La difficile élection présidentielle en Abkhazie, cette petite République sécessionniste géorgienne, a encore montré combien la Russie restait impliquée dans cette partie du monde. Tout semble pourtant indiquer que ce sécessionnisme abkhaze va aujourd'hui à l'encontre des intérêts stratégiques de Moscou. Dès lors, il convient de souligner toute l'ambiguïté de la politique étrangère russe. En ce sens, la question abkhaze apparaît aussi comme un révélateur des erreurs politiques russes dans le Caucase, et en Géorgie plus particulièrement.
Présidentielle abkhaze : quelle diplomatie pour Moscou ?
Pas moins de deux tours ont été nécessaires pour que l’Abkhazie se trouve enfin un « président » le 12 janvier dernier. Deux tours et trois mois pendant lesquels la petite République géorgienne de facto indépendante, pour reprendre le jargon des Nations unies, a dangereusement flirté avec la guerre civile. Paradoxalement, dans cette région où l’ethnie titulaire, celle des Abkhazes, représente probablement moins d’un tiers de la population totale (1), ces tensions n’ont pas été le fait d’autres ethnies — Arméniens ou Mingrèles, par exemple — mais celui de clans abkhazes. Divisés entre pro-Bagapch et pro-Khajimba, ils se sont emparés à tour de rôle de la Cour de Justice, de la radio-télévision d’État, de l’immeuble du gouvernement, du Parlement, de l’administration présidentielle ; ont fait pression sur les juges, la Commission électorale, etc. pour tenter de tourner le résultat des votes à leur avantage.
Omniprésence russe
C’est pourtant l’omniprésence de la Russie que l’on retiendra surtout de ces trois derniers mois. En pesant de tout son poids dans le processus électoral abkhaze, celle-ci a certes défendu ses intérêts, mais elle a aussi réussi à éviter que ne coule le sang dans une région à vif où ni l’Europe ni les États-Unis ne veulent s’engager autrement qu’avec des mots ; tout comme en mai 1994 elle avait été la seule à pouvoir imposer aux parties géorgienne et abkhaze les accords dits de Moscou.

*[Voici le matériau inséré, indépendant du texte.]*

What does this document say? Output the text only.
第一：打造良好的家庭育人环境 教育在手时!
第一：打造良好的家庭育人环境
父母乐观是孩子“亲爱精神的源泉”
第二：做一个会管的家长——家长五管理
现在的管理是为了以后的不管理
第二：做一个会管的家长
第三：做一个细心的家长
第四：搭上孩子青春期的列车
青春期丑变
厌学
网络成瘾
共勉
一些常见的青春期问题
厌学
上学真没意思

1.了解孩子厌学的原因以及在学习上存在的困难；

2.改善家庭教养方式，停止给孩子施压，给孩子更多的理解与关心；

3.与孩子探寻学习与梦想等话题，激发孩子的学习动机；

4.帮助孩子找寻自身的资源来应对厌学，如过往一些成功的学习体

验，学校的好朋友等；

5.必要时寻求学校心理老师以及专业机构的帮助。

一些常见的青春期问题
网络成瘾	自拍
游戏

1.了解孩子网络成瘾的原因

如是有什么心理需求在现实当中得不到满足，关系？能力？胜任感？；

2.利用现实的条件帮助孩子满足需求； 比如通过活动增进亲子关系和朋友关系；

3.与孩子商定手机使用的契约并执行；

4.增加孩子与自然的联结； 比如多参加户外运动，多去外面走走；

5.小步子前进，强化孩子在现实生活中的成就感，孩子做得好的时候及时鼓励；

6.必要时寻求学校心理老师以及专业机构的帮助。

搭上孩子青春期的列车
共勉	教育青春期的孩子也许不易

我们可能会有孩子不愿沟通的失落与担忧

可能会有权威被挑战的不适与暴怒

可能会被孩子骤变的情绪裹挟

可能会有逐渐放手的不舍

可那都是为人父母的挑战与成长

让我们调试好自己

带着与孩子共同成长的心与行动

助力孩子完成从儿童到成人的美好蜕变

Les manœuvres russes ont aussi une nouvelle fois donné une image très négative du Kremlin, renforcée encore par des manœuvres analogues, plus au nord, en Ukraine. Vladimir Poutine n’en a cure visiblement. Il sait que l’Europe, les États-Unis, l’OSCE et l’ONU ne s’engageront dans cette région très complexe et très sensible que sur la pointe des pieds et avec mille précautions. Il sait également que le problème abkhaze ne peut se régler entre les seules Russie et Géorgie. Même si Moscou venait à abandonner sa politique de soutien à Soukhoumi, ce geste ne serait pas suffisant pour ramener la paix. Car après tout, on ne le souligne jamais assez, ce sont bien les Abkhazes, et eux seuls, qui recherchent l’aide de la Russie. Ils sont donc en définitive seuls maîtres de leur destin et de celui de leur région : paix ou guerre, indépendance, fédération, rattachement à la Russie, etc. Bien entendu, Moscou a joué leur jeu en les aidant, en leur ouvrant sa frontière, officieusement tout d’abord, puis officiellement, en distribuant aux plus riches des passeports russes, etc.